To make matters worse, recent evidence suggests that photodamaged skin may itself become an additional source of degradation by initiating a cascade of negative effects (source). As I understand it, chronic sun exposure apparently causes elevated MMP activity at the dermal level, resulting in a climate of collagen fragmentation within the dermal matrix. Because fibroblasts are sensitive to their environment, this fragmented matrix may actually impair fibroblast function, causing them to produce less collagen and more MMPs, which will in turn generate more of the very fragmentation that led to compromised fibroblast function in the first place—and so on and so on, in a vicious cycle of progressive degradation.
So, unless we can find a way to inhibit our MMPs, even the powerful skin-synthesis–boosting effects of FGF1 are likely to be undermined by the body’s own increasingly unruly enzymes. There are a number of known MMP inhibitors around, such as retinol and vitamin C, and more recently recognized MMP inhibitors seem to be showing up in an increasing number of products, including the glycine soja (soybean) seed extract and argania spinosa leaf extract in E’shee’s night cream. But such exogenous MMP inhibitors have not proven as effective as our own endogenous TIMPs. TIMP-2, for instance, is a broad-spectrum MMP inhibitor that is particularly effective against those MMPs whose excess activity is most deleterious to the skin matrix, and is thus able to help restore the balance between production and degradation that characterizes youthful skin. As a result, according to E’shee, the inclusion of 5% TIMP-2 in their night cream makes possible “a nearly quantitative recovery of chronically sun damaged and aging skin.”
If the principal cause of the skin matrix degradation responsible for lines, wrinkles, sagging, and thinner, rougher skin is indeed the slippery slope of dwindling matrix synthesis being increasingly outpaced by the activity of overzealous and unregulated MMPs, then E’shee’s combination of FGF1 and TIMP-2 does seem to go a long way toward providing just about everything one could want in a night cream. There are, at the same time, a few things you might not want, such as some questionable preservatives and potential skin irritants, including a lineup of phenoxyethanol, sodium dehydroacetate, benzyl salicylate, alpha-isomethyl ionone, and sodium hydroxide, as well as an array of parabens. From my perspective, however, if putting up with a small dose of preservatives is necessary in order to reap the benefits of such an effective product, then so be it.

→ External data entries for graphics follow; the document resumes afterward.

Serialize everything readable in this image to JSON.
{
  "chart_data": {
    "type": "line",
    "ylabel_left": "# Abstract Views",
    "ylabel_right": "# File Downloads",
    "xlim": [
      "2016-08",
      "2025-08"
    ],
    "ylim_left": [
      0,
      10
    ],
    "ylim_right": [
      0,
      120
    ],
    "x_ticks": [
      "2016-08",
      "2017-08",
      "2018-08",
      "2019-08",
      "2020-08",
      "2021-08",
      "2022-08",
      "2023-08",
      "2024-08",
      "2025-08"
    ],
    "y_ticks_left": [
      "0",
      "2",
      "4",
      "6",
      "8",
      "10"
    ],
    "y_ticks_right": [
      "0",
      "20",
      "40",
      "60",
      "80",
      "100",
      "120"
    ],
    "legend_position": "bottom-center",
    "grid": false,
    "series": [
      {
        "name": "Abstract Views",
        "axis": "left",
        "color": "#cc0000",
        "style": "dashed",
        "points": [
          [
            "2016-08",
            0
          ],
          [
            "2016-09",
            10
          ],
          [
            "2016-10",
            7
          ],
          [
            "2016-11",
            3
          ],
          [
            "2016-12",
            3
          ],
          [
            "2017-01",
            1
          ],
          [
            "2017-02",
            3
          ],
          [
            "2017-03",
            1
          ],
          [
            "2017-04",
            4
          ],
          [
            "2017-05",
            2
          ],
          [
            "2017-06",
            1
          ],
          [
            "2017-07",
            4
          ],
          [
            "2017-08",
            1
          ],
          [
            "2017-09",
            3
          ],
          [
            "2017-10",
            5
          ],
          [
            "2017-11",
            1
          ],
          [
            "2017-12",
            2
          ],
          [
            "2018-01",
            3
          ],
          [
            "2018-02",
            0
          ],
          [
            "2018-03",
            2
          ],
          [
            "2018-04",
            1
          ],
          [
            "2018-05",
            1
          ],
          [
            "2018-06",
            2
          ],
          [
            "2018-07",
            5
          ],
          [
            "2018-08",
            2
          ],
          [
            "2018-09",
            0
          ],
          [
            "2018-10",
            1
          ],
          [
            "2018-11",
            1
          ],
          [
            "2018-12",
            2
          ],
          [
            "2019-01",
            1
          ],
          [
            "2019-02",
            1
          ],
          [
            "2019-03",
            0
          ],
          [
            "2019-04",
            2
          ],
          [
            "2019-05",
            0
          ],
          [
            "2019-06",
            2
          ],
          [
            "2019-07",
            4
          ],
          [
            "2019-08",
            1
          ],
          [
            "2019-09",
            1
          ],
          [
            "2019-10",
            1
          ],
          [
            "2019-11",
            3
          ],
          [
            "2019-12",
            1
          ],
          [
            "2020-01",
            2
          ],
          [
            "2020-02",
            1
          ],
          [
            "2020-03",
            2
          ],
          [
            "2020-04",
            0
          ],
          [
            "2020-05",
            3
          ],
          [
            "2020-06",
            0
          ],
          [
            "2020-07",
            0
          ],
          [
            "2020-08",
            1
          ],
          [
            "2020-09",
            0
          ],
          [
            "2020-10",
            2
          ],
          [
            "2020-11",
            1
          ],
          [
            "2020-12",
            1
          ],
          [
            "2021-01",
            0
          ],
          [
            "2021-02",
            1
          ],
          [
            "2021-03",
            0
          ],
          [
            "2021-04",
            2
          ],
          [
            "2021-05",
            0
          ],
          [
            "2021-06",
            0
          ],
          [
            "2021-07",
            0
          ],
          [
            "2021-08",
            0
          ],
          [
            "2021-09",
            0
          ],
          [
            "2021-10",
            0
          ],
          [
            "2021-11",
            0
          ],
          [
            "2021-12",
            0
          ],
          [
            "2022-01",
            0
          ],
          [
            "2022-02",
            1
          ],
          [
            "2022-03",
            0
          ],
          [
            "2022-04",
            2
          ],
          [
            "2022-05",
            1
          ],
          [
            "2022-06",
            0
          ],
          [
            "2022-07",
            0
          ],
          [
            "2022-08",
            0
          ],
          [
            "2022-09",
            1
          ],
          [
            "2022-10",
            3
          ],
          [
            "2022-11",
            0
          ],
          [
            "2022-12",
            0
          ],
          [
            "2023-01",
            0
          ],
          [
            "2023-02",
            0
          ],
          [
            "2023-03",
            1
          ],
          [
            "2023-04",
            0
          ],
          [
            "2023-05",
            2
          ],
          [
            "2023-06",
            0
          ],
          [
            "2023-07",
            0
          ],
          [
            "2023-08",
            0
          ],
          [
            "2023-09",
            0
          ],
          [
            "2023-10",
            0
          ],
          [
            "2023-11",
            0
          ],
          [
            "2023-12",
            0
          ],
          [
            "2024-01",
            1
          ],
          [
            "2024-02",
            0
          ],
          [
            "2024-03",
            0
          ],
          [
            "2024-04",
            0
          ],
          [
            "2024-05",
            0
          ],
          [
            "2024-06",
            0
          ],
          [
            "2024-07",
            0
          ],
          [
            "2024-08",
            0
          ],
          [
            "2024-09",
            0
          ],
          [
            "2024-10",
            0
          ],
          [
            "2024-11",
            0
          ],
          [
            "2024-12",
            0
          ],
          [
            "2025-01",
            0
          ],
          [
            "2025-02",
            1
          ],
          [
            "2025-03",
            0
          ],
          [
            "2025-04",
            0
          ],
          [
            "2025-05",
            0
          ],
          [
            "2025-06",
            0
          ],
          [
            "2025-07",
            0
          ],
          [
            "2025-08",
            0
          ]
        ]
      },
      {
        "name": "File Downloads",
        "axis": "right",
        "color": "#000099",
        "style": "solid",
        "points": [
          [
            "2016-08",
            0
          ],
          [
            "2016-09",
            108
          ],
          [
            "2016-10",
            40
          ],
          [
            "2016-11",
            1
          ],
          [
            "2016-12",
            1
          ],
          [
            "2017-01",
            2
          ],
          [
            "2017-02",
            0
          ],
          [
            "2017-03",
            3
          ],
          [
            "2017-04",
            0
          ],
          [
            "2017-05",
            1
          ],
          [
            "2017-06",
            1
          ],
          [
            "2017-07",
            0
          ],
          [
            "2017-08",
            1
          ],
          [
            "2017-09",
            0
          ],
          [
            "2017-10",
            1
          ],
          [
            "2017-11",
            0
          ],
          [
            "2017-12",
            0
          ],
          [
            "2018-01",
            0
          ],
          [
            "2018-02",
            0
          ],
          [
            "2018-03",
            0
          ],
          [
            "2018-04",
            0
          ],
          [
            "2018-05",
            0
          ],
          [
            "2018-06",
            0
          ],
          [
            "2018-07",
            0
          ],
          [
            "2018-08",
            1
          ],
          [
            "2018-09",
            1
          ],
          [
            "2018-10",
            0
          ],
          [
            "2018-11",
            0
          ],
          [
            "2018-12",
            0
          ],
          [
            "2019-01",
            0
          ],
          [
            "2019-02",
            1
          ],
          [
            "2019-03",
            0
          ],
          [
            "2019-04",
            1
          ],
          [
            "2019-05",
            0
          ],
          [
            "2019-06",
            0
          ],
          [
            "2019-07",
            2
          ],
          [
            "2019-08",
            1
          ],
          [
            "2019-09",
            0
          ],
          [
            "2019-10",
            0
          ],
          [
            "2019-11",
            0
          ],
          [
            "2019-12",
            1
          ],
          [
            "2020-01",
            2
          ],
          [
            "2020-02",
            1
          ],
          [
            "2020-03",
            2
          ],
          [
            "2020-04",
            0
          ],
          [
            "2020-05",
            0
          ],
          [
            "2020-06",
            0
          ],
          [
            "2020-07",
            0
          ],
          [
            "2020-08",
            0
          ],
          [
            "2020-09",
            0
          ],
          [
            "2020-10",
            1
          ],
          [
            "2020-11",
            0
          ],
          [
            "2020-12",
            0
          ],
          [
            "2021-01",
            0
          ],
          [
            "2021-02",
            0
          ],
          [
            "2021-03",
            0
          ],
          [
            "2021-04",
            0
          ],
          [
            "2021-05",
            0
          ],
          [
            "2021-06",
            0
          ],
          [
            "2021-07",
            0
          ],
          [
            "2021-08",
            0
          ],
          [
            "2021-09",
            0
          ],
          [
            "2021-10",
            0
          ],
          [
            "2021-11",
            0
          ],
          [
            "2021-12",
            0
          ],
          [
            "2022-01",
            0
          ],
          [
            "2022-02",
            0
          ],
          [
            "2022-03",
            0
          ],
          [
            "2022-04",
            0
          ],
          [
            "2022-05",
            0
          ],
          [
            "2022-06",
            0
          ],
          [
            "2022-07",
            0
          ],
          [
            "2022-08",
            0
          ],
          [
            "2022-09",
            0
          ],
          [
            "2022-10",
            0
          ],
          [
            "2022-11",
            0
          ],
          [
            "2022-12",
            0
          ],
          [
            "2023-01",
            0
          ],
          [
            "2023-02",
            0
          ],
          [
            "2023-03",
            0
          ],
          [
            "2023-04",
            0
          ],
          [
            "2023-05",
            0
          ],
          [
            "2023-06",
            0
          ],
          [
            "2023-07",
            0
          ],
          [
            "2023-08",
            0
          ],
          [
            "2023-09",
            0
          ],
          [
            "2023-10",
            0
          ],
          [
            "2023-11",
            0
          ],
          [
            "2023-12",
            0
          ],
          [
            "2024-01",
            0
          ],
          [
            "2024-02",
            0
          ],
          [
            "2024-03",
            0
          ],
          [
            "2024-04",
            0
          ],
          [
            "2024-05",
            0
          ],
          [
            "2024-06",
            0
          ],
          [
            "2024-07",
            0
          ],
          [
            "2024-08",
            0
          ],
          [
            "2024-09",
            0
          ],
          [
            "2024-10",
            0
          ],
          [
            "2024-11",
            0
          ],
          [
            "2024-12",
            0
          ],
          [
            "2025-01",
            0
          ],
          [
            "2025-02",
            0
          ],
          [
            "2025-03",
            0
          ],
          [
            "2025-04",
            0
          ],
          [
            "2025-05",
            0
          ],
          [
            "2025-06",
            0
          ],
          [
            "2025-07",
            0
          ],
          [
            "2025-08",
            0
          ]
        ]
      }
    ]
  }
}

Based on the improvements in lift, volume, and radiance that my skin has experienced during the past month, I expect to be buying a second jar of Cellular Repairing Night Cream when the current one is empty. After applying it relatively generously to my face and neck every night for a month, I estimate that the 1.7 ounces of cream will be about a four-months’ supply that could possibly be stretched to six. Even at a price of almost $300, Cellular Repairing Night Cream’s effectiveness seems to justify its considerable cost.